We started the day early. At least we tried. We planned to visit the famous Tokyo Fish Market Tsukiji which starts at 5am. We realistically evaluated the chances of us getting up that early and dismissed the idea completely. So we went to Tsukiji when it was almost over (not that there were no other tourists…). Even after it was almost closed it still was an impressive place to see. The Tsukiji is located in several buildings and has the size of several small towns. Or at least it feels that big. Actually it isn’t this big but still huge. You can walk around the place for hours and see whole sellers, restaurants and a lot of frozen fish. Because we were terribly late we mostly saw a lot of frozen fish garbage, expensive restaurants and not whole sellers but tourists. Although the Tsukiji inner restaurants are highly recommended by many people, it isn’t worth the price in our opinion. The restaurant prices were hefty AND the restaurants were crowded although the Tsukiji already was closing down. The experience is probably super nice and the Sushi probably exceptionally but after we saw the price (and all the fish garbage) we decided not to eat there.
From the Tsukiji area we drove to Ryugoku. The district is famous for the Sumo-Wrestling arena and the many Sumo-Restaurants. We were curious about a Sumo dish called Chanko-Nabe. Chanko-Nabe was supposedly used to gain mass for Sumo. We went to several places (in the area are a lot of Chanko places) which were either already closing or massively expansive (3000Yen per person). We found a small shop where we were the only customers and ordered their version of Chanko. But unfortunately we were disappointed. The soup or stew was very light in taste, as if the broth wasn’t made properly. Also the meat was very chewy. All in all we didn’t like (this) Chanko-Nabe. We paid for our food and left the restaurant without finishing our dish (something we do not do lightly).
We ended our day in Ryogoku with a visit to the Edo-Tokyo Museum. Edo is the old name for Tokyo up until 1868. Inside the Museum boasts a very impressive scenery on entering: You walk over a part of bridge replica which divides the underlaying area in the Edo (on the left side) and the Tokyo (on the right side) part. By pure accident we happened to join a guided tour on which we learned a lot about Edo and Tokyo. Especially in the Edo part the museum shows many hardships of life of that time interactively: There are many installations where you can get a feeling for the weight for example of a mobile shop or a palanquin. Impressive to say at least is the life size rebuild front of a Kabuki theater. We learned a lot about Edo and Tokyo that evening.
Back in Shinjuku we were excited to see friends from Germany. They are pilots and landed that morning in Tokyo. We met them after they had slept some hours and were ready to explore the city. But as they had been in Tokyo several times work related actually they showed us around the city. We had a warm up drink in the piss alley (don’t ask…) as well as some Gyoza and Takoyaki in a place they recommended. After that it got weird. One of the guys booked a table in a bar… restaurant?… at a place. Let’s call it the frog café. We were greeted by the owner (and all other guests) by clapping and humming the Imperial March from Star Wars even before we were seated.
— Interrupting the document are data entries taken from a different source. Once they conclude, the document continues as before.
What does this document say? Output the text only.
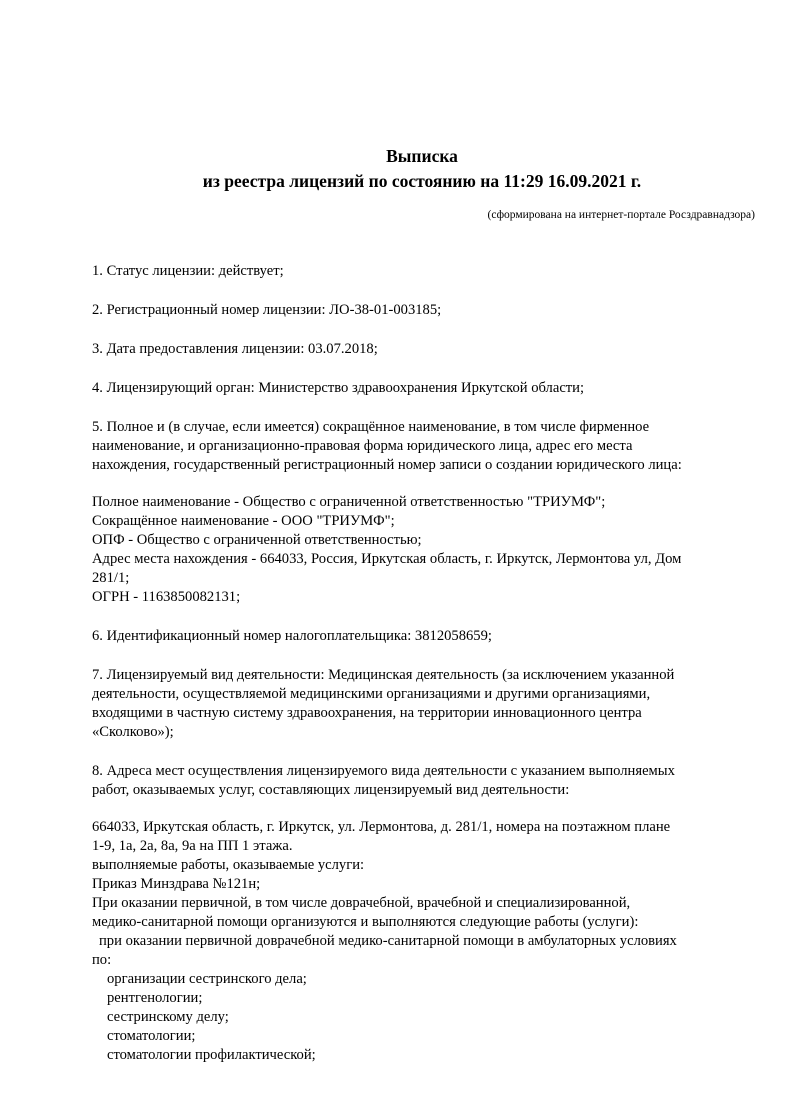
Выписка
из реестра лицензий по состоянию на 11:29 16.09.2021 г.
(сформирована на интернет-портале Росздравнадзора)

1. Статус лицензии: действует;

2. Регистрационный номер лицензии: ЛО-38-01-003185;

3. Дата предоставления лицензии: 03.07.2018;

4. Лицензирующий орган: Министерство здравоохранения Иркутской области;

5. Полное и (в случае, если имеется) сокращённое наименование, в том числе фирменное
наименование, и организационно-правовая форма юридического лица, адрес его места
нахождения, государственный регистрационный номер записи о создании юридического лица:
Полное наименование - Общество с ограниченной ответственностью "ТРИУМФ";
Сокращённое наименование - ООО "ТРИУМФ";
ОПФ - Общество с ограниченной ответственностью;
Адрес места нахождения - 664033, Россия, Иркутская область, г. Иркутск, Лермонтова ул, Дом
281/1;
ОГРН - 1163850082131;

6. Идентификационный номер налогоплательщика: 3812058659;

7. Лицензируемый вид деятельности: Медицинская деятельность (за исключением указанной
деятельности, осуществляемой медицинскими организациями и другими организациями,
входящими в частную систему здравоохранения, на территории инновационного центра
«Сколково»);
8. Адреса мест осуществления лицензируемого вида деятельности с указанием выполняемых
работ, оказываемых услуг, составляющих лицензируемый вид деятельности:
664033, Иркутская область, г. Иркутск, ул. Лермонтова, д. 281/1, номера на поэтажном плане
1-9, 1а, 2а, 8а, 9а на ПП 1 этажа.
выполняемые работы, оказываемые услуги:
Приказ Минздрава №121н;
При оказании первичной, в том числе доврачебной, врачебной и специализированной,
медико-санитарной помощи организуются и выполняются следующие работы (услуги):
при оказании первичной доврачебной медико-санитарной помощи в амбулаторных условиях
по:
организации сестринского дела;
рентгенологии;
сестринскому делу;
стоматологии;
стоматологии профилактической;
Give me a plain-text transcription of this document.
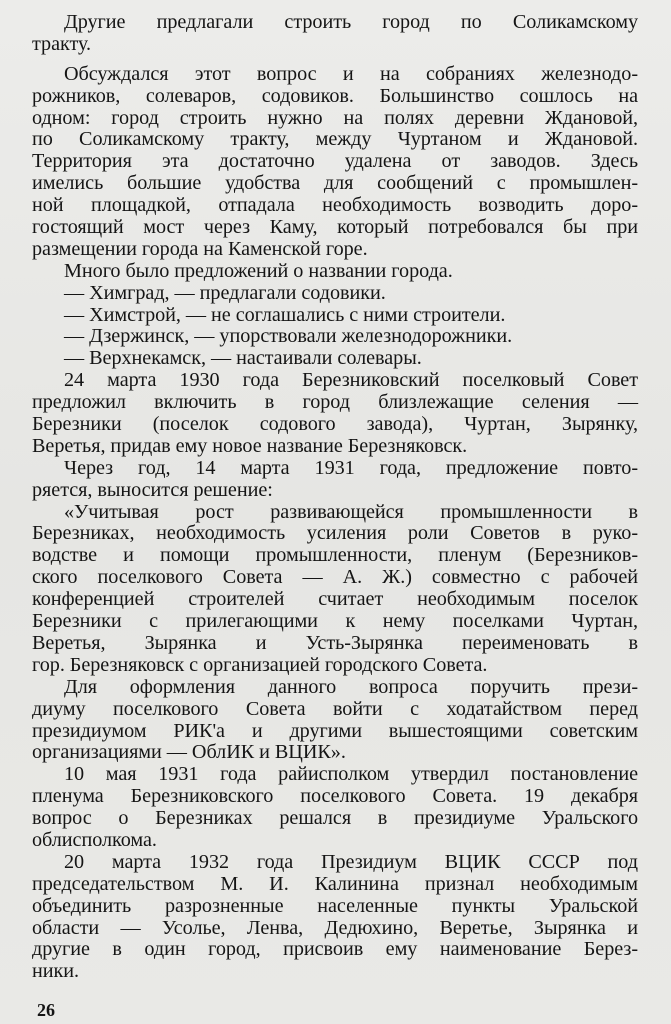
Другие предлагали строить город по Соликамскому
тракту.
Обсуждался этот вопрос и на собраниях железнодо-
рожников, солеваров, содовиков. Большинство сошлось на
одном: город строить нужно на полях деревни Ждановой,
по Соликамскому тракту, между Чуртаном и Ждановой.
Территория эта достаточно удалена от заводов. Здесь
имелись большие удобства для сообщений с промышлен-
ной площадкой, отпадала необходимость возводить доро-
гостоящий мост через Каму, который потребовался бы при
размещении города на Каменской горе.
Много было предложений о названии города.
— Химград, — предлагали содовики.
— Химстрой, — не соглашались с ними строители.
— Дзержинск, — упорствовали железнодорожники.
— Верхнекамск, — настаивали солевары.
24 марта 1930 года Березниковский поселковый Совет
предложил включить в город близлежащие селения —
Березники (поселок содового завода), Чуртан, Зырянку,
Веретья, придав ему новое название Березняковск.
Через год, 14 марта 1931 года, предложение повто-
ряется, выносится решение:
«Учитывая рост развивающейся промышленности в
Березниках, необходимость усиления роли Советов в руко-
водстве и помощи промышленности, пленум (Березников-
ского поселкового Совета — А. Ж.) совместно с рабочей
конференцией строителей считает необходимым поселок
Березники с прилегающими к нему поселками Чуртан,
Веретья, Зырянка и Усть-Зырянка переименовать в
гор. Березняковск с организацией городского Совета.
Для оформления данного вопроса поручить прези-
диуму поселкового Совета войти с ходатайством перед
президиумом РИК'а и другими вышестоящими советским
организациями — ОблИК и ВЦИК».
10 мая 1931 года райисполком утвердил постановление
пленума Березниковского поселкового Совета. 19 декабря
вопрос о Березниках решался в президиуме Уральского
облисполкома.
20 марта 1932 года Президиум ВЦИК СССР под
председательством М. И. Калинина признал необходимым
объединить разрозненные населенные пункты Уральской
области — Усолье, Ленва, Дедюхино, Веретье, Зырянка и
другие в один город, присвоив ему наименование Берез-
ники.
26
The drink menu was a primary school notebook with the drinks written in wax crayons. Every course (and the drinks) were delivered with an almost theatrical (and very embarrassing) performance. Without going into much detail, that was the weirdest thing I ever experienced…
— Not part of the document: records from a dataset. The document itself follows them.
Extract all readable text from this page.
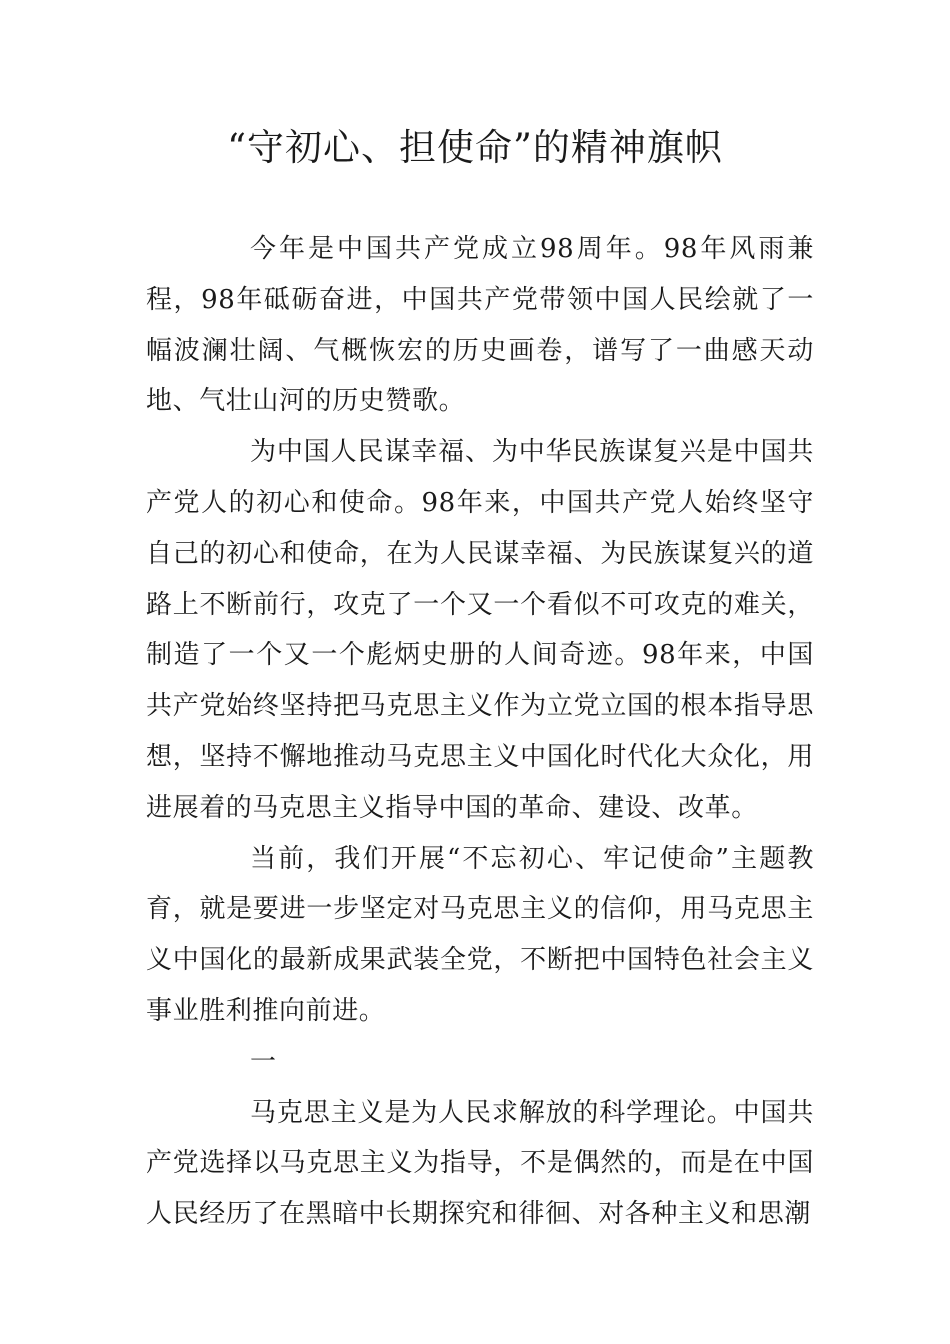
“守初心、担使命”的精神旗帜

今年是中国共产党成立98周年。98年风雨兼程，98年砥砺奋进，中国共产党带领中国人民绘就了一幅波澜壮阔、气概恢宏的历史画卷，谱写了一曲感天动地、气壮山河的历史赞歌。

为中国人民谋幸福、为中华民族谋复兴是中国共产党人的初心和使命。98年来，中国共产党人始终坚守自己的初心和使命，在为人民谋幸福、为民族谋复兴的道路上不断前行，攻克了一个又一个看似不可攻克的难关，制造了一个又一个彪炳史册的人间奇迹。98年来，中国共产党始终坚持把马克思主义作为立党立国的根本指导思想，坚持不懈地推动马克思主义中国化时代化大众化，用进展着的马克思主义指导中国的革命、建设、改革。

当前，我们开展“不忘初心、牢记使命”主题教育，就是要进一步坚定对马克思主义的信仰，用马克思主义中国化的最新成果武装全党，不断把中国特色社会主义事业胜利推向前进。

一

马克思主义是为人民求解放的科学理论。中国共产党选择以马克思主义为指导，不是偶然的，而是在中国人民经历了在黑暗中长期探究和徘徊、对各种主义和思潮
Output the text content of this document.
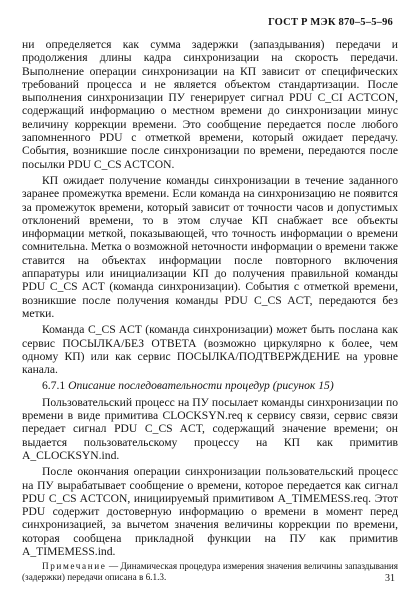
ГОСТ Р МЭК 870–5–5–96

ни определяется как сумма задержки (запаздывания) передачи и продолжения длины кадра синхронизации на скорость передачи. Выполнение операции синхронизации на КП зависит от специфических требований процесса и не является объектом стандартизации. После выполнения синхронизации ПУ генерирует сигнал PDU C_CI ACTCON, содержащий информацию о местном времени до синхронизации минус величину коррекции времени. Это сообщение передается после любого запомненного PDU с отметкой времени, который ожидает передачу. События, возникшие после синхронизации по времени, передаются после посылки PDU C_CS ACTCON.

КП ожидает получение команды синхронизации в течение заданного заранее промежутка времени. Если команда на синхронизацию не появится за промежуток времени, который зависит от точности часов и допустимых отклонений времени, то в этом случае КП снабжает все объекты информации меткой, показывающей, что точность информации о времени сомнительна. Метка о возможной неточности информации о времени также ставится на объектах информации после повторного включения аппаратуры или инициализации КП до получения правильной команды PDU C_CS ACT (команда синхронизации). События с отметкой времени, возникшие после получения команды PDU C_CS ACT, передаются без метки.

Команда C_CS ACT (команда синхронизации) может быть послана как сервис ПОСЫЛКА/БЕЗ ОТВЕТА (возможно циркулярно к более, чем одному КП) или как сервис ПОСЫЛКА/ПОДТВЕРЖДЕНИЕ на уровне канала.

6.7.1 Описание последовательности процедур (рисунок 15)

Пользовательский процесс на ПУ посылает команды синхронизации по времени в виде примитива CLOCKSYN.req к сервису связи, сервис связи передает сигнал PDU C_CS ACT, содержащий значение времени; он выдается пользовательскому процессу на КП как примитив A_CLOCKSYN.ind.

После окончания операции синхронизации пользовательский процесс на ПУ вырабатывает сообщение о времени, которое передается как сигнал PDU C_CS ACTCON, инициируемый примитивом A_TIMEMESS.req. Этот PDU содержит достоверную информацию о времени в момент перед синхронизацией, за вычетом значения величины коррекции по времени, которая сообщена прикладной функции на ПУ как примитив A_TIMEMESS.ind.

Примечание — Динамическая процедура измерения значения величины запаздывания (задержки) передачи описана в 6.1.3.	31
The event was impressive, the food… not so much. At least it didn’t fill us up. So we looked for a restaurant and found an Okonomiyaki place. We tried some variation we didn’t had so far (including one with a whole camembert baked in). After that we were at least filled to the brim. We rolled out of the restaurant and strolled again through the Golden Gai district where we found a metal bar, which we filled almost completely. The bar was stuffed with memorabilia of metal bands, zombie movies and action figurines. Next to really good music we had some good talks (and some recommendations for our trip) and some good beers.
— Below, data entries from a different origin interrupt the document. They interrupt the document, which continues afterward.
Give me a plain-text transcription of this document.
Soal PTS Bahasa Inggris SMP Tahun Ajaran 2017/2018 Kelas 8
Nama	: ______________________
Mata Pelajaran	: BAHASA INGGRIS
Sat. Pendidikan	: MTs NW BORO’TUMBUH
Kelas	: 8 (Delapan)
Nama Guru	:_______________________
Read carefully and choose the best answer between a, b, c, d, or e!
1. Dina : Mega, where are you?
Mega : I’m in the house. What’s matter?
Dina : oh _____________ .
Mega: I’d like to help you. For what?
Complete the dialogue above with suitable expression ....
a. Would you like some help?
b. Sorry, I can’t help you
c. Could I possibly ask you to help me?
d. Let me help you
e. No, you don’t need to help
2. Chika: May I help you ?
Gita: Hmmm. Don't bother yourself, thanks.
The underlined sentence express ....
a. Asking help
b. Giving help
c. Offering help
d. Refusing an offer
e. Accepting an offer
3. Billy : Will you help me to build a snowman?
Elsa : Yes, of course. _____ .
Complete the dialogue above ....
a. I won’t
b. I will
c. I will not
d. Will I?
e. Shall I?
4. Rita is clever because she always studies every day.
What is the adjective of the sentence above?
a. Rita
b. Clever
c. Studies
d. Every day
The next day started slow. Very slow. We needed a bit of a break from the day before. So we met our friends in the late evening. As a reverence to the day before we started in the piss allay (again) and went to one of the several yakitori places. At one place four guests were leaving and we took the chance immediately. The restaurant sold a set of five skewers for 500Yen so everyone had a set and a beer. We tried almost everything they had to offer and most of it was delicious. As we didn’t want to order the same set again we strolled through Shinjuku and looked for another restaurant. We came across the famous Robot Restaurant but we were after something more substantial (and less expensive). We found a good Udon place which lived up to the expectations. As Tina and I started go get tired and our friends didn’t the two of us decided to go home. On our way we found a game hall where the four of us did a quick game of arcade (we looked for street fighter but only found some cheap knockoffs). As our friends still were not tired they went to watch a movie and we walked home. Speaking of the cinema: Something I hadn’t seen before is stating the time after midnight as increased values of 24. So a movie might start at 25:50 or 27:30. It’s confusing but logical at the same time somehow…
We were happy to see our friends and to get some kind of connection to home. Traveling is super awesome and we would not want to miss it but sometimes seeing your friends is just so much better.